The numbers behind the slide

The walk rate is the core problem. Hess has issued free passes at a 5.5 per nine clip and allowed 20 hits across his 19 2/3 innings, a combination that keeps traffic on the bases and runs his pitch count up early.
There is still raw ability in the profile. Hess has piled up 28 strikeouts in that limited workload, evidence that the stuff plays when he is around the zone. The issue is getting there consistently.
The decline is sharper against his own track record. Last season, the 23-year-old posted a 3.22 ERA and a 1.07 WHIP between Single-A and Double-A while averaging 12.1 strikeouts per nine innings. His control wobbled even then, at 4.0 walks per nine, but nowhere near this year’s rate.
The regression is a real concern rather than noise, noting that the 6-foot-5, 255-pound right-hander has been a disappointment relative to his spring promise.
The outlet also urged patience, pointing out that Hess remains very green and that the Yankees owe him time to develop. The hope, by that read, is that the rough opening months prove a blip rather than a trend for an arm the organization still believes in.
Why the timing stings for the Yankees
The slump arrives as the Yankees weigh how to use their prospects before Aug. 3. The club has been tied to bullpen and catching upgrades, and any meaningful addition likely costs young talent. Hess profiled as a name other teams would want.
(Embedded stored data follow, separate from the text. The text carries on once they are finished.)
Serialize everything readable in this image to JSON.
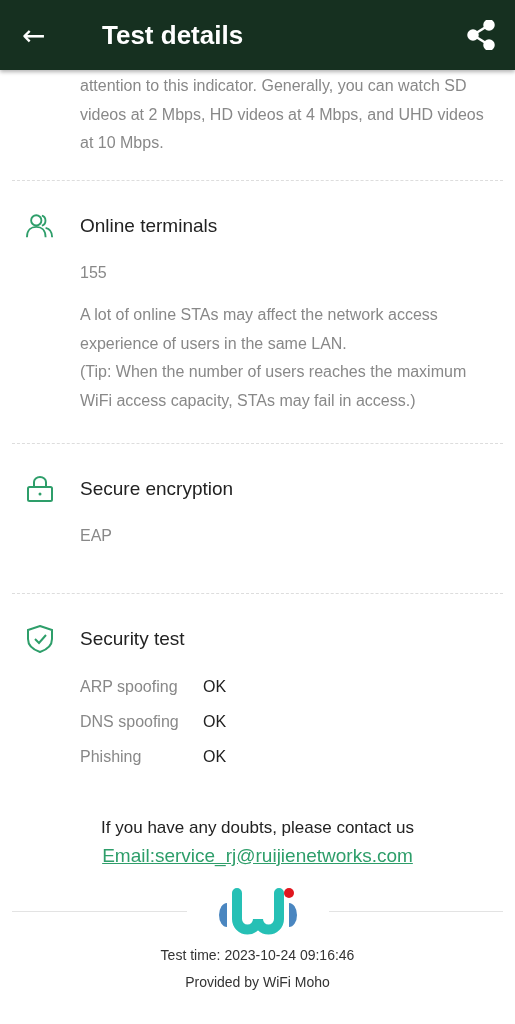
{
  "header": {
    "back": "←",
    "title": "Test details"
  },
  "intro": [
    "attention to this indicator. Generally, you can watch SD videos at 2 Mbps, HD videos at 4 Mbps, and UHD videos at 10 Mbps."
  ],
  "sections": [
    {
      "title": "Online terminals",
      "kind": "text",
      "paragraphs": [
        "155",
        "A lot of online STAs may affect the network access experience of users in the same LAN.",
        "(Tip: When the number of users reaches the maximum WiFi access capacity, STAs may fail in access.)"
      ]
    },
    {
      "title": "Secure encryption",
      "kind": "text",
      "paragraphs": [
        "EAP"
      ]
    },
    {
      "title": "Security test",
      "kind": "checks",
      "checks": [
        {
          "name": "ARP spoofing",
          "result": "OK"
        },
        {
          "name": "DNS spoofing",
          "result": "OK"
        },
        {
          "name": "Phishing",
          "result": "OK"
        }
      ]
    }
  ],
  "contact": {
    "text": "If you have any doubts, please contact us",
    "email": "Email:service_rj@ruijienetworks.com"
  },
  "footer": {
    "test_time": "Test time: 2023-10-24 09:16:46",
    "provider": "Provided by WiFi Moho"
  }
}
His value rests almost entirely on projection, and projection is fragile. A high-walk pitcher who cannot pitch past the fourth inning is a harder sell to rival front offices than the arm scouts saw overpowering hitters in March.
The broader picture adds to the unease. Both Lagrange and Rodriguez have battled their own command issues this season, leaving the Yankees with a cluster of high-upside arms who share the same flaw at the same moment. That overlap thins the depth New York might otherwise market or promote.
An uncertain path forward
There is still time for Hess to steady himself. He is young, the talent is not in dispute, and a clean run of starts would restore much of what the rough opening months have cost him. The Yankees have every reason to be patient with a recent first-round pick.
A bullpen move could eventually make sense if the starts keep falling apart, though that fix runs into the same wall. A reliever who walks hitters is a risky option to summon with runners already on base, so the control must improve regardless of role.
For now, Hess remains at Somerset, searching for the strike zone and the innings that come with it. The Yankees, 46-30 and atop the American League East, can afford to wait on the player. Whether they can afford to wait on the trade chip is the question the deadline will soon force.